In preparation for a “challenging winter,” Kluge urged the public to avoid lockdowns and disruptions to the economy by taking precautions, including the use of face-covering, physical distancing, and testing and contact tracing. The statement also called on countries to consider giving booster doses to health workers and anyone over 60 to combat the declining effectiveness of available vaccines.

The WHO estimates that 49 of the 53 countries in the region could experience high or extreme stress in their intensive care units by March 2022. It is expected that 25 countries will also be affected by high or extreme stress on hospital beds.

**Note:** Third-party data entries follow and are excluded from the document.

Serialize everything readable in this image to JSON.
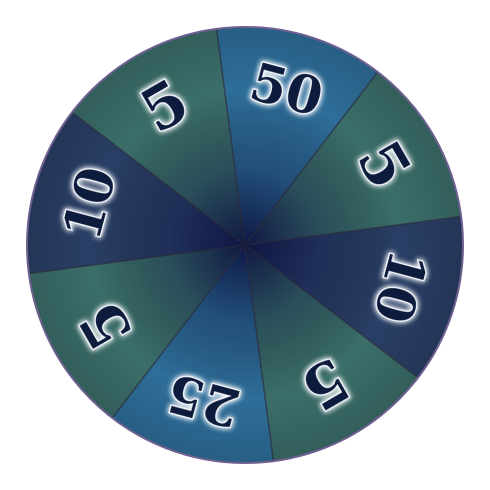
{
  "wheel": {
    "segments": [
      {
        "label": "50",
        "color": "#2e6e9a"
      },
      {
        "label": "5",
        "color": "#3b6e6a"
      },
      {
        "label": "10",
        "color": "#2a3f66"
      },
      {
        "label": "5",
        "color": "#3b6e6a"
      },
      {
        "label": "25",
        "color": "#2e6e9a"
      },
      {
        "label": "5",
        "color": "#3b6e6a"
      },
      {
        "label": "10",
        "color": "#2a3f66"
      },
      {
        "label": "5",
        "color": "#3b6e6a"
      }
    ],
    "colors": {
      "rim": "#6e6090",
      "divider": "#2a2a3a",
      "hub": "#1b1b3a",
      "center_glow": "#0d1440",
      "text_fill": "#0c1a3c",
      "text_glow": "#f4f8ff"
    }
  }
}
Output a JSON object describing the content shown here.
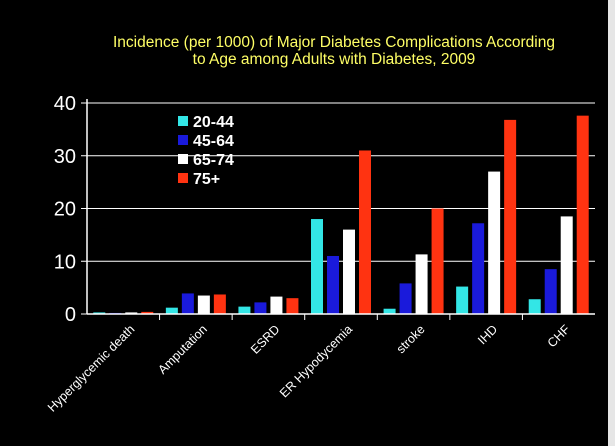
{
  "chart_data": {
    "type": "bar",
    "title_lines": [
      "Incidence (per 1000) of Major Diabetes Complications According",
      "to Age among Adults with Diabetes, 2009"
    ],
    "xlabel": "",
    "ylabel": "",
    "ylim": [
      0,
      40
    ],
    "yticks": [
      "0",
      "10",
      "20",
      "30",
      "40"
    ],
    "grid": true,
    "legend_position": "top-left",
    "categories": [
      "Hyperglycemic death",
      "Amputation",
      "ESRD",
      "ER Hypodycemia",
      "stroke",
      "IHD",
      "CHF"
    ],
    "series": [
      {
        "name": "20-44",
        "color": "#33e6e6",
        "values": [
          0.3,
          1.2,
          1.4,
          18.0,
          1.0,
          5.2,
          2.8
        ]
      },
      {
        "name": "45-64",
        "color": "#1a1adb",
        "values": [
          0.2,
          3.9,
          2.2,
          11.0,
          5.8,
          17.2,
          8.5
        ]
      },
      {
        "name": "65-74",
        "color": "#ffffff",
        "values": [
          0.3,
          3.5,
          3.3,
          16.0,
          11.3,
          27.0,
          18.5
        ]
      },
      {
        "name": "75+",
        "color": "#ff3311",
        "values": [
          0.4,
          3.7,
          3.0,
          31.0,
          20.0,
          36.8,
          37.6
        ]
      }
    ]
  }
}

Infections in the region began to rise in the week ending September 19, when WHO researchers measured a total of about 1.1 million new cases over seven days. The organization reported more than 2.4 million new cases in the week ending November 21. According to the latest weekly epidemiological update from the WHO, that is around 67% of all Covid cases worldwide during this period.

According to a CNBC analysis of data from Johns Hopkins University, Germany set a pandemic record on Monday with a seven-day average of more than 51,000 new cases every day. And Russia reported a record seven-day average of nearly 1,218 daily Covid deaths for the week that ended Monday, Hopkins measured.

Rising infections in Austria prompted Chancellor Alexander Schallenberg to issue a nationwide vaccination mandate with effect from February 1 and to initiate the fourth lockdown in the country on Monday. The government in Vienna said the lockdown would not last more than 20 days. The Netherlands also rolled out a partial lockdown on Saturday that closed certain stores early and prevented fans from attending sporting events for three weeks.

The outgoing Chancellor Angela Merkel has also called for tougher measures to contain the wave of infections in Europe’s largest economy.